Au nom de leurs visions respectives sur l’école, les nombreux ministres de l’Education Nationale n’ont eux-mêmes cessé, depuis 30 ans, de secouer l’Education Nationale.
Pour l’un, la clé est dans l’apprentissage de la lecture. Pour l’autre, c’est le soutien individualisé. Pour un troisième, il s’agit de la motivation des professeurs, du nombre d’élèves par classe, du rythme scolaire ou bien encore de la quantité de graisse disponible sur le mammouth.
Tout y passe, donc. Mais quel est le point commun entre ces différentes « visions » ? C’est que vraies ou fausses, elles ne sont pas fondées. Elles ne s’appuient pas sur des faits scientifiquement prouvés mais sur des a priori, des préventions, selon le terme employé par Descartes.
« Considérant combien il peut y avoir de diverses opinions touchant une même matière, qui soient soutenues par des gens doctes, sans qu’il y en puisse avoir jamais plus d’une seule qui soit vraie, je réputais presque pour faux tout ce qui n’était que vraisemblable. »
« C’est pourquoi, dit Descartes, s’adressant à nos ministres avec presque 400 ans d’avance, je ne saurais aucunement approuver ces humeurs brouillonnes et inquiètes, qui, n’étant appelées ni par leur naissance ni par leur fortune au maniement des affaires publiques, ne laissent pas d’y faire toujours en idée quelque nouvelle réformation ».
La méthode expérimentale qu’invente Descartes dans le Discours de la méthode n’est pas une théorie scientifique, mais bien une façon de trancher entre les théories (par l’expérience) et d’avancer dans la découverte scientifique (en divisant un problème d’apparence complexe en plusieurs problèmes plus simples).
A partir de Descartes, le progrès scientifique est continu quel que soit le rythme des découvertes. Même la reconnaissance qu’une idée est fausse constitue souvent un progrès utile. Ainsi, si je prends le cas de l’équipement numérique des écoles, aucune étude sérieuse n’existe sur le bénéfice que les élèves peuvent retirer de cet équipement.
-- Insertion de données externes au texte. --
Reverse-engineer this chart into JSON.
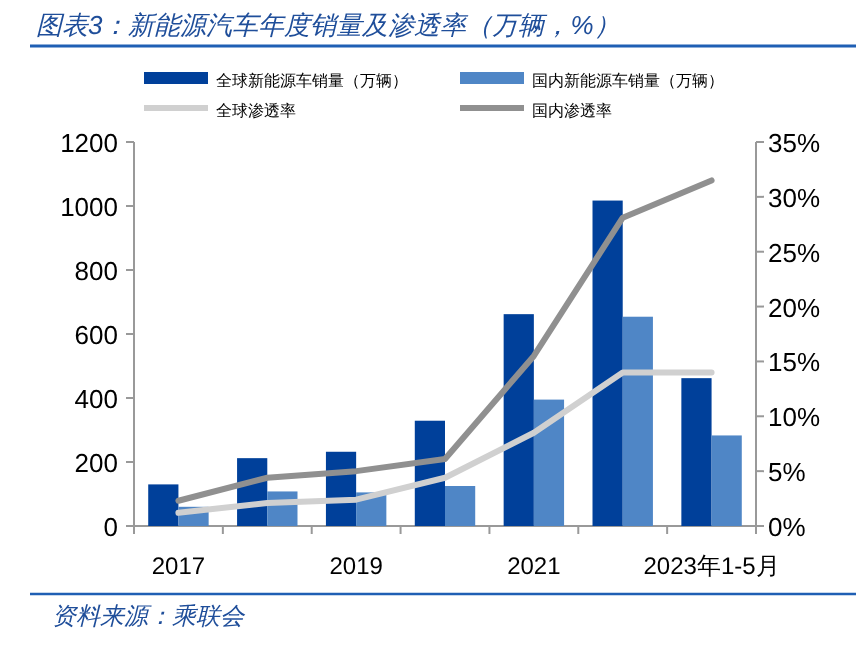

Soit, donc, cet équipement est inutile, auquel cas des budgets peuvent être dégagés pour d’autres investissements plus intéressants, soit il est utile et il importe alors de dire en quoi il est utile, de dégager son cadre d’utilisation, les usages optimaux, les matières où il doit être utilisé, etc.
Jusqu’à aujourd’hui, la méthode décrite par Descartes est restée quasiment inapplicable dans l’enseignement pour deux raisons principales :
- La complexité de la validation de la théorie : à l’opposé des sciences exactes où des expériences ont souvent pu rapidement déterminer la validité d’une théorie, valider une théorie portant sur la pédagogie nécessitait jusqu’à présent des évaluations lourdes, coûteuses, longues et complexes. En conséquence, ces évaluations ne pouvaient être réalisées qu’en petit nombre et ne pouvaient réellement influencer la politique des états, la durée de l’évaluation étant en général nettement supérieure à la longévité du Ministre.
- Le flou des critères : là où, dans les sciences exactes, les critères sont mesurables et le plus souvent accessibles à l’expérience, les données à observer sont complexes à définir dans le cas de l’enseignement. Comment juger avec certitude le niveau d’un élève ? la qualité d’un professeur ? D’une méthode ? Ces termes mêmes ont-ils un sens ? Et si on peut apporter un début de réponse – ou une réponse imparfaite – aux questions précédentes, comment observer de façon quantitative que « l’enfant est bien dans sa peau à l’école », ce qui lui permet « d’exprimer sa créativité », comme le préconisent certains courants ?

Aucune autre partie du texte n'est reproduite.